Frantisek Vlacil at FSLC: Sirius

The story of a boy and his dog is a classic motif of children’s films. However, Franstišek Vláčil transformed the well established convention into something sadly poetic, perfectly befitting the tenor of his time. As was the case with many artists, the post-Soviet Invasion years were not kind to Vláčil’s career, but by the mid 1970’s, he was eventually allowed to take the reins of a smattering of short documentaries and films for young audiences. Though ostensibly one such children’s film, the adult world tragically intrudes in Sirius, Vláčil’s elegiac WWII-era coming of age film, which screens this Saturday afternoon as part of the Film Society of Lincoln Center’s Fantastic World of Franstišek Vláčil retrospective now underway at the Walter Reade Theater.

Sirius (or "Sir" as he is affectionately called) is not quite Lassie, but his ability to communicate and follow the instructions of his master is impressive none-the-less. Fascinated by the night sky, the director’s young namesake named the loyal canine after the Dog Star, the brightest star visible from Earth with the naked eye. Franstišek’s days appear to be filled with child-like wonder, as he and Sir commune with the nature. It seems their only cause for concern is the Bo Radley-esque forest-keeper who makes no secret of his ill will for the title animal. All that changes when a Nazi troop train blows up right before his eyes. Suddenly, the Germans are keenly aware of Franstišek’s station agent father as well as his spirited dog.

Though comparatively brief at a mere fifty minutes, Vláčil still takes his time establishing the rapport between boy and dog. Indeed, most of the film has a pastoral feel, though a sense of foreboding looms over the film. Clearly, there was a very competent dog trainer working behind the scenes, but Michal Vavrusa is also surprisingly understated and engaging as Franstišek.

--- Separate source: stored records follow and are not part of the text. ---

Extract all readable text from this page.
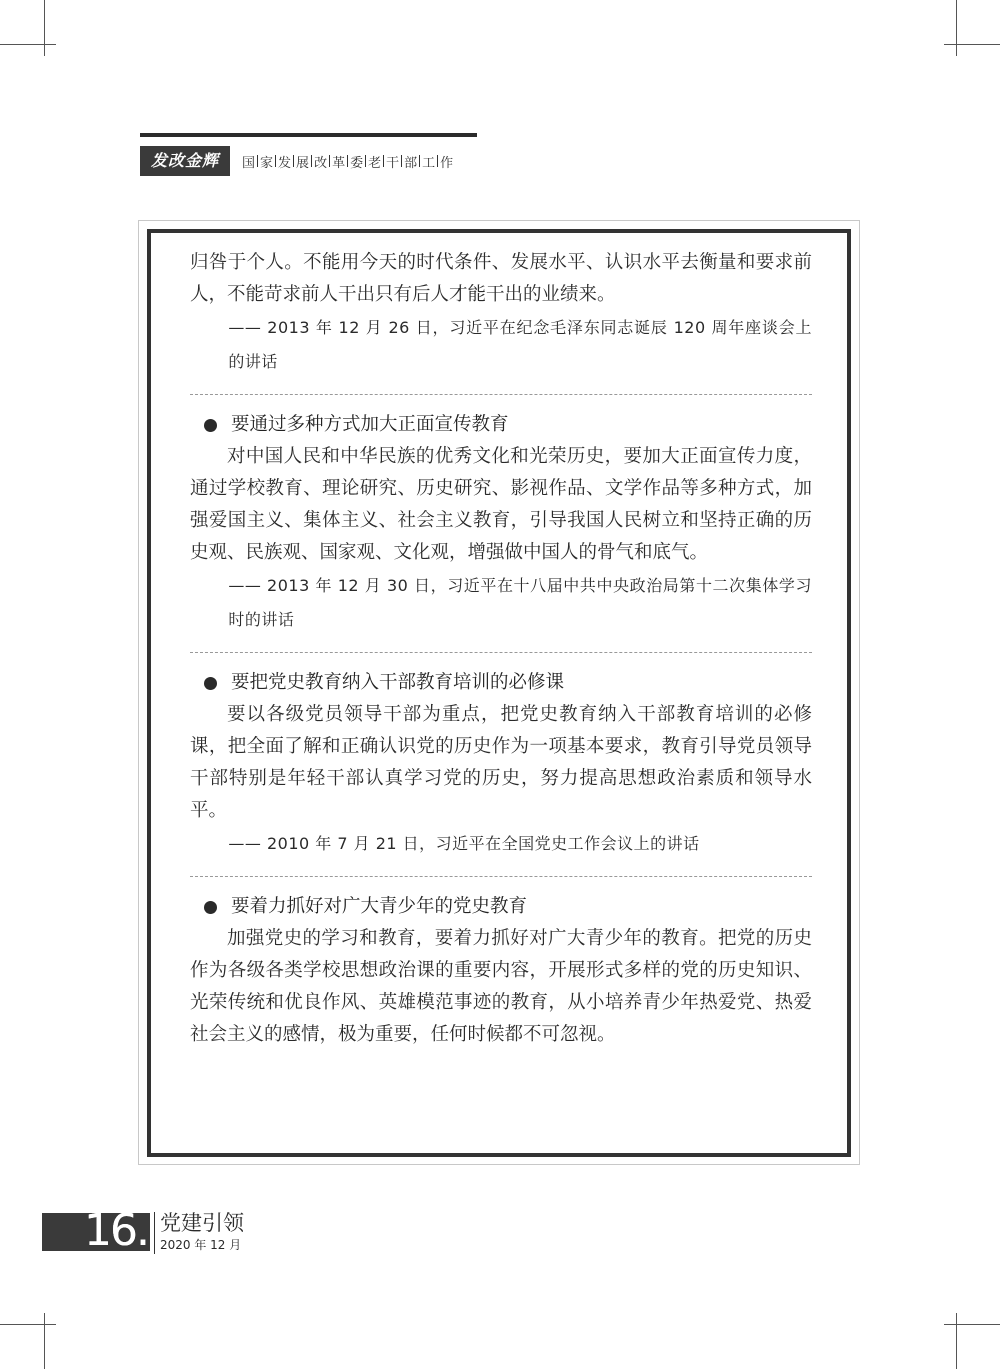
发改金辉	国 家 发 展 改 革 委 老 干 部 工 作

归咎于个人。不能用今天的时代条件、发展水平、认识水平去衡量和要求前人，不能苛求前人干出只有后人才能干出的业绩来。

—— 2013 年 12 月 26 日，习近平在纪念毛泽东同志诞辰 120 周年座谈会上的讲话

要通过多种方式加大正面宣传教育

对中国人民和中华民族的优秀文化和光荣历史，要加大正面宣传力度，通过学校教育、理论研究、历史研究、影视作品、文学作品等多种方式，加强爱国主义、集体主义、社会主义教育，引导我国人民树立和坚持正确的历史观、民族观、国家观、文化观，增强做中国人的骨气和底气。

—— 2013 年 12 月 30 日，习近平在十八届中共中央政治局第十二次集体学习时的讲话

要把党史教育纳入干部教育培训的必修课

要以各级党员领导干部为重点，把党史教育纳入干部教育培训的必修课，把全面了解和正确认识党的历史作为一项基本要求，教育引导党员领导干部特别是年轻干部认真学习党的历史，努力提高思想政治素质和领导水平。

—— 2010 年 7 月 21 日，习近平在全国党史工作会议上的讲话

要着力抓好对广大青少年的党史教育

加强党史的学习和教育，要着力抓好对广大青少年的教育。把党的历史作为各级各类学校思想政治课的重要内容，开展形式多样的党的历史知识、光荣传统和优良作风、英雄模范事迹的教育，从小培养青少年热爱党、热爱社会主义的感情，极为重要，任何时候都不可忽视。

16. 党建引领
2020 年 12 月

Sirius could be considered an Old Yeller from behind the Iron Curtain. Yet, Vláčil slyly employs astronomical motifs to add a metaphysical-allegorical dimension unlike anything in Disney films. Though it burns brightly, we are told Sirius the star is due to temporarily disappear from the horizon. Likewise, the National Socialist occupiers may appear all powerful, but they too shall pass (as their Communist successors did as well).

Beautiful in its simplicity and directness, Sirus is a rewarding film for both smart kids and relatively smart adults. Not available on DVD here in America, it is highly recommended for all ages when it screens this Saturday (2/5) as part of the Vláčil series at the Walter Reade Theater.